KRIT1 mutations are the most common cause of cerebral cavernous malformation (CCM). Acute Krit1 gene inactivation in mouse brain microvascular endothelial cells (BMECs) changes expression of multiple genes involved in vascular development. These changes include suppression of Thbs1, which encodes thrombospondin1 (TSP1) and has been ascribed to KLF2- and KLF4-mediated repression of Thbs1. In vitro reconstitution of TSP1 with either full-length TSP1 or 3TSR, an anti-angiogenic TSP1 fragment, suppresses heightened vascular endothelial growth factor signaling and preserves BMEC tight junctions. Furthermore, administration of 3TSR prevents the development of lesions in a mouse model of CCM1 (Krit1^ECKO) as judged by histology and quantitative micro-computed tomography. Conversely, reduced TSP1 expression contributes to the pathogenesis of CCM, because inactivation of one or two copies of Thbs1 exacerbated CCM formation. Thus, loss of Krit1 function disables an angiogenic checkpoint to enable CCM formation. These results suggest that 3TSR, or other angiogenesis inhibitors, can be repurposed for TSP1 replacement therapy for CCMs.

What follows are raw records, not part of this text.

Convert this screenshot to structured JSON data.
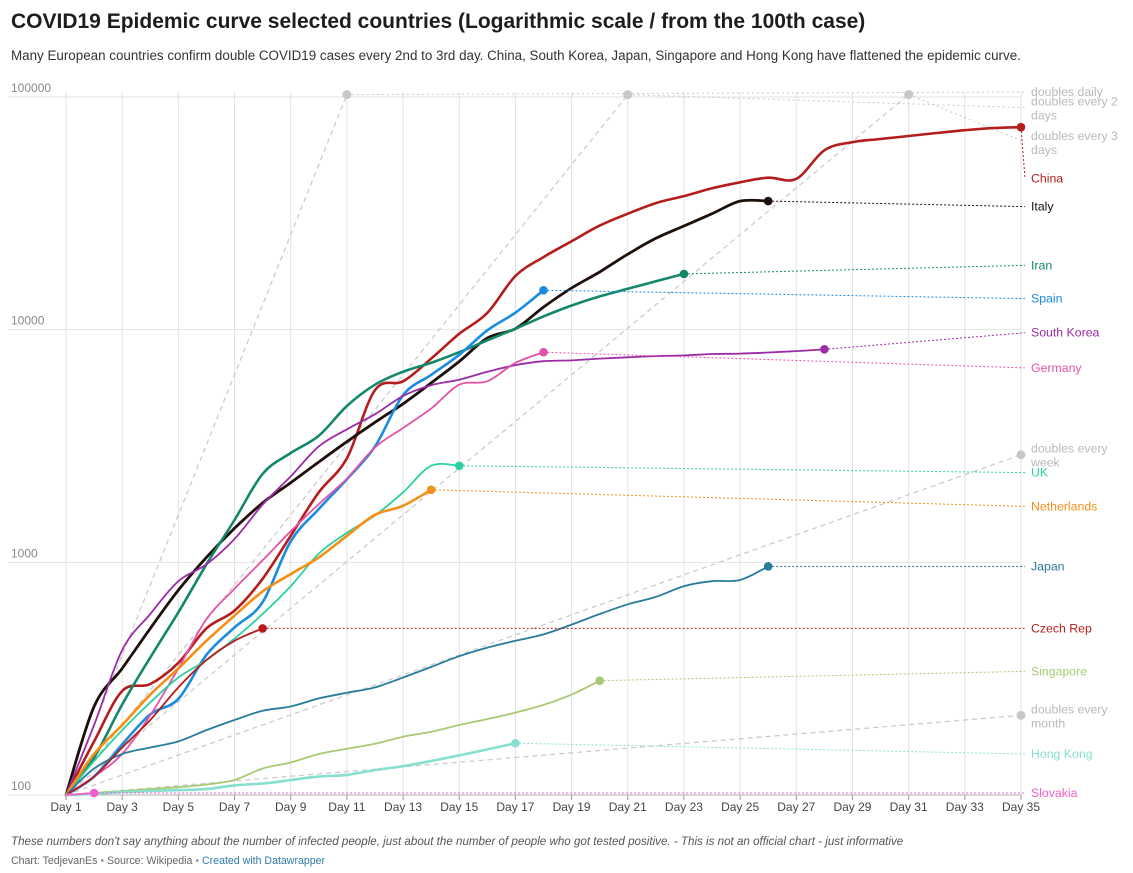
{
  "header": {
    "title": "COVID19 Epidemic curve selected countries (Logarithmic scale / from the 100th case)",
    "subtitle": "Many European countries confirm double COVID19 cases every 2nd to 3rd day. China, South Korea, Japan, Singapore and Hong Kong have flattened the epidemic curve."
  },
  "footer": {
    "note": "These numbers don't say anything about the number of infected people, just about the number of people who got tested positive. - This is not an official chart - just informative",
    "chart_by": "Chart: TedjevanEs",
    "source": "Source: Wikipedia",
    "created_with": "Created with Datawrapper",
    "separator": "•"
  },
  "colors": {
    "grid": "#e2e2e2",
    "axis_text": "#888888",
    "reference": "#c8c8c8"
  },
  "chart_data": {
    "type": "line",
    "title": "COVID19 Epidemic curve selected countries (Logarithmic scale / from the 100th case)",
    "xlabel": "",
    "ylabel": "",
    "y_scale": "log",
    "ylim": [
      100,
      100000
    ],
    "xlim": [
      1,
      35
    ],
    "grid": true,
    "legend": "direct labels at right",
    "y_ticks": [
      100,
      1000,
      10000,
      100000
    ],
    "y_tick_labels": [
      "100",
      "1000",
      "10000",
      "100000"
    ],
    "x_ticks": [
      1,
      3,
      5,
      7,
      9,
      11,
      13,
      15,
      17,
      19,
      21,
      23,
      25,
      27,
      29,
      31,
      33,
      35
    ],
    "x_tick_labels": [
      "Day 1",
      "Day 3",
      "Day 5",
      "Day 7",
      "Day 9",
      "Day 11",
      "Day 13",
      "Day 15",
      "Day 17",
      "Day 19",
      "Day 21",
      "Day 23",
      "Day 25",
      "Day 27",
      "Day 29",
      "Day 31",
      "Day 33",
      "Day 35"
    ],
    "series": [
      {
        "name": "China",
        "color": "#b51d1d",
        "width": 2.6,
        "x": [
          1,
          2,
          3,
          4,
          5,
          6,
          7,
          8,
          9,
          10,
          11,
          12,
          13,
          14,
          15,
          16,
          17,
          18,
          19,
          20,
          21,
          22,
          23,
          24,
          25,
          26,
          27,
          28,
          29,
          30,
          31,
          32,
          33,
          34,
          35
        ],
        "y": [
          100,
          170,
          280,
          300,
          370,
          520,
          620,
          850,
          1300,
          2000,
          2800,
          5500,
          6000,
          7500,
          9600,
          11800,
          17000,
          20500,
          24000,
          28000,
          31500,
          35000,
          37500,
          40500,
          43000,
          45000,
          44500,
          59000,
          64000,
          66000,
          68000,
          70000,
          72000,
          73500,
          74200
        ],
        "label_y": 44700
      },
      {
        "name": "Italy",
        "color": "#1f0f0b",
        "width": 2.8,
        "x": [
          1,
          2,
          3,
          4,
          5,
          6,
          7,
          8,
          9,
          10,
          11,
          12,
          13,
          14,
          15,
          16,
          17,
          18,
          19,
          20,
          21,
          22,
          23,
          24,
          25,
          26
        ],
        "y": [
          100,
          240,
          350,
          520,
          760,
          1050,
          1400,
          1800,
          2200,
          2700,
          3300,
          4000,
          4800,
          5900,
          7300,
          9200,
          10100,
          12500,
          15100,
          17700,
          21100,
          24700,
          27900,
          31500,
          35700,
          35700
        ],
        "label_y": 33800
      },
      {
        "name": "Iran",
        "color": "#14876b",
        "width": 2.6,
        "x": [
          1,
          2,
          3,
          4,
          5,
          6,
          7,
          8,
          9,
          10,
          11,
          12,
          13,
          14,
          15,
          16,
          17,
          18,
          19,
          20,
          21,
          22,
          23
        ],
        "y": [
          100,
          145,
          245,
          390,
          610,
          980,
          1520,
          2400,
          2950,
          3500,
          4700,
          5800,
          6600,
          7200,
          8000,
          9000,
          10100,
          11400,
          12700,
          13900,
          14990,
          16150,
          17360
        ],
        "label_y": 18900
      },
      {
        "name": "Spain",
        "color": "#1a8ce0",
        "width": 2.6,
        "x": [
          1,
          2,
          3,
          4,
          5,
          6,
          7,
          8,
          9,
          10,
          11,
          12,
          13,
          14,
          15,
          16,
          17,
          18
        ],
        "y": [
          100,
          120,
          165,
          222,
          259,
          400,
          525,
          674,
          1231,
          1695,
          2277,
          3146,
          5232,
          6391,
          7798,
          9942,
          11826,
          14769
        ],
        "label_y": 13600
      },
      {
        "name": "South Korea",
        "color": "#9b2ca6",
        "width": 1.8,
        "x": [
          1,
          2,
          3,
          4,
          5,
          6,
          7,
          8,
          9,
          10,
          11,
          12,
          13,
          14,
          15,
          16,
          17,
          18,
          19,
          20,
          21,
          22,
          23,
          24,
          25,
          26,
          27,
          28
        ],
        "y": [
          100,
          200,
          420,
          600,
          830,
          980,
          1260,
          1770,
          2340,
          3150,
          3730,
          4330,
          5190,
          5770,
          6090,
          6590,
          7040,
          7320,
          7380,
          7510,
          7610,
          7700,
          7750,
          7860,
          7890,
          7980,
          8090,
          8230
        ],
        "label_y": 9700
      },
      {
        "name": "Germany",
        "color": "#e354a8",
        "width": 1.8,
        "x": [
          1,
          2,
          3,
          4,
          5,
          6,
          7,
          8,
          9,
          10,
          11,
          12,
          13,
          14,
          15,
          16,
          17,
          18
        ],
        "y": [
          100,
          120,
          150,
          220,
          350,
          570,
          770,
          1020,
          1360,
          1780,
          2290,
          3120,
          3780,
          4580,
          5800,
          6000,
          7200,
          8000
        ],
        "label_y": 6850
      },
      {
        "name": "UK",
        "color": "#2bd1a2",
        "width": 1.8,
        "x": [
          1,
          2,
          3,
          4,
          5,
          6,
          7,
          8,
          9,
          10,
          11,
          12,
          13,
          14,
          15
        ],
        "y": [
          100,
          140,
          190,
          250,
          320,
          380,
          470,
          600,
          790,
          1090,
          1340,
          1590,
          2000,
          2600,
          2600
        ],
        "label_y": 2430
      },
      {
        "name": "Netherlands",
        "color": "#f48f16",
        "width": 2.6,
        "x": [
          1,
          2,
          3,
          4,
          5,
          6,
          7,
          8,
          9,
          10,
          11,
          12,
          13,
          14
        ],
        "y": [
          100,
          150,
          200,
          270,
          350,
          460,
          590,
          750,
          890,
          1050,
          1300,
          1600,
          1750,
          2050
        ],
        "label_y": 1740
      },
      {
        "name": "Japan",
        "color": "#2a7c9c",
        "width": 1.8,
        "x": [
          1,
          2,
          3,
          4,
          5,
          6,
          7,
          8,
          9,
          10,
          11,
          12,
          13,
          14,
          15,
          16,
          17,
          18,
          19,
          20,
          21,
          22,
          23,
          24,
          25,
          26
        ],
        "y": [
          100,
          130,
          150,
          160,
          170,
          190,
          210,
          230,
          240,
          260,
          275,
          290,
          320,
          355,
          395,
          430,
          460,
          490,
          540,
          600,
          660,
          710,
          790,
          830,
          840,
          960
        ],
        "label_y": 960
      },
      {
        "name": "Czech Rep",
        "color": "#b51d1d",
        "width": 1.8,
        "x": [
          1,
          2,
          3,
          4,
          5,
          6,
          7,
          8
        ],
        "y": [
          100,
          120,
          160,
          210,
          290,
          380,
          460,
          520
        ],
        "label_y": 520
      },
      {
        "name": "Singapore",
        "color": "#a9c972",
        "width": 1.8,
        "x": [
          1,
          2,
          3,
          4,
          5,
          6,
          7,
          8,
          9,
          10,
          11,
          12,
          13,
          14,
          15,
          16,
          17,
          18,
          19,
          20
        ],
        "y": [
          100,
          102,
          104,
          106,
          108,
          111,
          116,
          130,
          138,
          150,
          158,
          166,
          178,
          187,
          200,
          212,
          226,
          244,
          270,
          310
        ],
        "label_y": 340
      },
      {
        "name": "Hong Kong",
        "color": "#86dfcf",
        "width": 2.6,
        "x": [
          1,
          2,
          3,
          4,
          5,
          6,
          7,
          8,
          9,
          10,
          11,
          12,
          13,
          14,
          15,
          16,
          17
        ],
        "y": [
          100,
          101,
          103,
          104,
          105,
          106,
          110,
          112,
          116,
          120,
          122,
          128,
          133,
          140,
          148,
          157,
          167
        ],
        "label_y": 150
      },
      {
        "name": "Slovakia",
        "color": "#f25fc8",
        "width": 1.8,
        "x": [
          1,
          2
        ],
        "y": [
          100,
          102
        ],
        "label_y": 102
      }
    ],
    "reference_lines": [
      {
        "name": "doubles  daily",
        "label_lines": [
          "doubles  daily"
        ],
        "x": [
          1,
          11
        ],
        "y": [
          100,
          102400
        ],
        "extend_to_y": 105000
      },
      {
        "name": "doubles every 2 days",
        "label_lines": [
          "doubles every 2",
          "days"
        ],
        "x": [
          1,
          21
        ],
        "y": [
          100,
          102400
        ],
        "extend_to_y": 90000
      },
      {
        "name": "doubles every 3 days",
        "label_lines": [
          "doubles every 3",
          "days"
        ],
        "x": [
          1,
          31
        ],
        "y": [
          100,
          102400
        ],
        "extend_to_y": 64000
      },
      {
        "name": "doubles every week",
        "label_lines": [
          "doubles every",
          "week"
        ],
        "x": [
          1,
          35
        ],
        "y": [
          100,
          2900
        ],
        "extend_to_y": 2900
      },
      {
        "name": "doubles every month",
        "label_lines": [
          "doubles every",
          "month"
        ],
        "x": [
          1,
          35
        ],
        "y": [
          100,
          220
        ],
        "extend_to_y": 220
      }
    ]
  }
}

KRIT1突变是脑海绵状畸形（CCM）的最常见原因。小鼠脑微血管内皮细胞（BMEC）中的急性Krit1基因失活改变了参与血管发育的多个基因的表达。这些变化包括Thbs1的抑制，该Thbs1编码血小板反应蛋白1（TSP1），并已归因于KLF2和KLF4介导的Thbs1抑制。用全长TSP1或3TSR（一种抗血管生成TSP1片段）体外重建TSP1，可抑制血管内皮生长因子信号转导升高并保留BMEC紧密连接。此外，3TSR的施用防止在CCM1的小鼠模型病变的发展（Krit1 ^ECKO），由组织学和定量显微计算机断层扫描判断。相反，减少的TSP1表达有助于CCM的发病机理，因为Thbs1的一个或两个拷贝的失活加剧了CCM的形成。因此，Krit1功能的丧失会禁用血管生成检查点以启用CCM形成。这些结果表明，3TSR或其他血管生成抑制剂可用于CCM的TSP1替代治疗。